By Paul Cochrane
Just over a quarter of a century ago, in 1989, an international ban on ivory was imposed. It initially had great success, certainly in making the owning of ivory taboo in much of the world. Many owners of ivory duly packed their tusks, figurines and jewelry away out of sight.
However, with demand for ivory still there, the ban is not working. Neither has the London Conference on Illegal Wildlife Trade, inked by 46 countries in February 2014 to control the illegal ivory trade, resulted in a drop in poaching. In fact, the illegal trade has doubled since 2007.
According to the Convention on International Trade in Endangered Species, elephant poaching levels in Africa have steadily risen between 2002 and 2014, with over 20,000 African elephants killed for their ivory tusks in 2013.
With poaching once again at catastrophic levels, debate has reignited as to whether a legal ivory trade should be allowed.
There are two camps in this conservationist tussle. One advocates keeping the 1989 ban in force no matter what to protect elephants. The other camp advocates allowing a more controlled, legal trade to curb poaching.

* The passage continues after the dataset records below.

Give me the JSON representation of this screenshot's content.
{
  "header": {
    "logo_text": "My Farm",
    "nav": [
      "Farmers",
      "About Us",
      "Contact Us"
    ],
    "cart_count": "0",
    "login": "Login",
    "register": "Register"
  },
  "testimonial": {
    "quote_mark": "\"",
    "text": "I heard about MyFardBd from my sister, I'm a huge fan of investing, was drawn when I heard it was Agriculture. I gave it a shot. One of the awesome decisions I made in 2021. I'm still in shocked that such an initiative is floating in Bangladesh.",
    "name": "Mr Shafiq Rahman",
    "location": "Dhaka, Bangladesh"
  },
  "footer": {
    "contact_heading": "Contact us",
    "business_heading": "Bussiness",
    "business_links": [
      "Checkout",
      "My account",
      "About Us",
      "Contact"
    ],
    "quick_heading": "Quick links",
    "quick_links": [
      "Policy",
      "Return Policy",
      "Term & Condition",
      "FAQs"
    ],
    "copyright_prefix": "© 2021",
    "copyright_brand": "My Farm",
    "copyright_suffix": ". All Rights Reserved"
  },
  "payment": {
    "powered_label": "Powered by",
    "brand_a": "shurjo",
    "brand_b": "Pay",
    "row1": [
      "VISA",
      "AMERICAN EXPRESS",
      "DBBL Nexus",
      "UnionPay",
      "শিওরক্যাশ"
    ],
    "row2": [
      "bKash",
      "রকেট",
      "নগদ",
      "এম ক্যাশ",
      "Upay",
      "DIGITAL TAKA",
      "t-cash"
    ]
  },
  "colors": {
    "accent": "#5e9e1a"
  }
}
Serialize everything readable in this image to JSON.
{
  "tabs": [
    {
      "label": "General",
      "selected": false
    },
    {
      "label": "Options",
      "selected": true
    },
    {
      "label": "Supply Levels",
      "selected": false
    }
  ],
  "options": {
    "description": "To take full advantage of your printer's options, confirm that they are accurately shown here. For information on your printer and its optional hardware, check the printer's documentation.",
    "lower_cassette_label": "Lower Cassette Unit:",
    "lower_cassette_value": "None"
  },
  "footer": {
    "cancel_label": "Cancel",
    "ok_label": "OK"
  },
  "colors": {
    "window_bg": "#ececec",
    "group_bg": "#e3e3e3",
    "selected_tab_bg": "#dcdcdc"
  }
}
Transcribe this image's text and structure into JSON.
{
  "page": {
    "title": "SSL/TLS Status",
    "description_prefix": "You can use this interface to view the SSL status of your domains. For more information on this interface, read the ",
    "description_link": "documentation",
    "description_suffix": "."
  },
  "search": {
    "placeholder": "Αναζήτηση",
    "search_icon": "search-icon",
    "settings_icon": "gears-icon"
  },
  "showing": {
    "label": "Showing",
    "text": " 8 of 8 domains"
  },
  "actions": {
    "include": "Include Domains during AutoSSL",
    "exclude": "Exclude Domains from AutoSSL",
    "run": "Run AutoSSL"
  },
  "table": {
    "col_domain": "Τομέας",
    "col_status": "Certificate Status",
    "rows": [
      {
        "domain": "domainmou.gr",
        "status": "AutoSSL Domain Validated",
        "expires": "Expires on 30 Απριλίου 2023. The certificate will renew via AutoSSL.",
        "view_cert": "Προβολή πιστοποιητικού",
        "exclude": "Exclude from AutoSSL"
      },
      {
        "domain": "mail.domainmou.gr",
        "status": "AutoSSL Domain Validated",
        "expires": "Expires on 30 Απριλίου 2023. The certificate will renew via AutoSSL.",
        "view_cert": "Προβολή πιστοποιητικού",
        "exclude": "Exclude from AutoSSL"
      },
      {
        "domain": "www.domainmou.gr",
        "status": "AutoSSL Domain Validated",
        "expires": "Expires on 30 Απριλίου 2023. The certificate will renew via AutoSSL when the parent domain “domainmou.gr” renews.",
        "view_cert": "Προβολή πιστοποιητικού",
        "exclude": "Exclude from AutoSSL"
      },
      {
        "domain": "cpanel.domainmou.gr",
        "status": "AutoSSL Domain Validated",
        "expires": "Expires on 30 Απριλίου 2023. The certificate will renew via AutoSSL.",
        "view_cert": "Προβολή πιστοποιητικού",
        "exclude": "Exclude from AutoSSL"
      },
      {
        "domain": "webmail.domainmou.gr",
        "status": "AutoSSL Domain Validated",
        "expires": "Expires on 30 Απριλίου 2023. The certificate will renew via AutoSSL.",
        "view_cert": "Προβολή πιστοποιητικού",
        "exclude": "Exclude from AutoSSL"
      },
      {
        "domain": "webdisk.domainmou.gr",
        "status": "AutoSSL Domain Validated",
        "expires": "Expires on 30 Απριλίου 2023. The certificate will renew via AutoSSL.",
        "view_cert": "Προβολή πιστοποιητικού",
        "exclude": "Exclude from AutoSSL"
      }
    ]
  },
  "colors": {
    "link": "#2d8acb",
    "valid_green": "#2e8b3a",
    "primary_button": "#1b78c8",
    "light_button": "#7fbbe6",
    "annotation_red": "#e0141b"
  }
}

The issue with the ban is that there is clearly demand. As with so many banned items, if there is demand, people will resort to extraordinary measures to get it, especially if there is a good profit to be made. Part of the ban's problem is that the ivory is sourced from countries with low incomes, making poaching economically attractive. As an Ugandan wildlife guide told me, "There is a spike in poaching in the lead up to holidays and when school fees are due, as people's expenses increase."
Another factor undermining the ban is enforcement. Many African countries have increased the number of rangers to protect animals and ward off poachers, but national parks are huge spaces, hard to secure. The army could, for instance, be assigned to such a role, to protect a national resource that brings in tourism dollars via wildlife safaris, but when asked about this option, the reply was that is not the army's role, but instead that of the invariably underfunded environment ministry.
This comes to, well, the elephant in the room regarding the ban: corruption. Many of the African countries where elephants and rhinos abound are highly corrupt, meaning the ban is circumvented through the greasing of palms.
So what should be done to preserve these wonderful, endangered creatures? Quelling demand is one way, which is slated to decline as attitudes change toward ivory, as touted by film star and conservationist Jackie Chan. Dying tusks and rhino horns so they have no commercial value is another option. Using synthetic celluloid ivory, known as "French Ivory," is another solution. Such approaches should be encouraged.
But in our financial system, money is king, and the ivory trade is worth an estimated $18.5 billion a year. A controversial solution is to allow the legal trade of ivory. In the past, one-off sales were made, lastly in 2008. It is since then that illegal ivory sales have spiked, driven in part by speculators stockpiling tusks for greater profit down the line. This has also pushed a lucrative black market.
If legal sales of raw ivory were allowed, through regular auctions, this could circumvent the illegal trade by providing enough ivory to meet demand. The ivory would be sourced from elephants that died of natural causes or that had to be put down.
As a result, speculation and poaching would drop through demand being met, of say 50 tons a year. The proceeds of sales could then be passed on for conservation efforts and help bolster African economies as well as environment ministries.
Ultimately, nobody actually needs ivory, or rhino horns for supposed medical uses; there is no actual benefit. But as the demand is there, a realistic debate needs to occur around how best to deal with the trade as well as to preserve Africa's large mammals at the same time.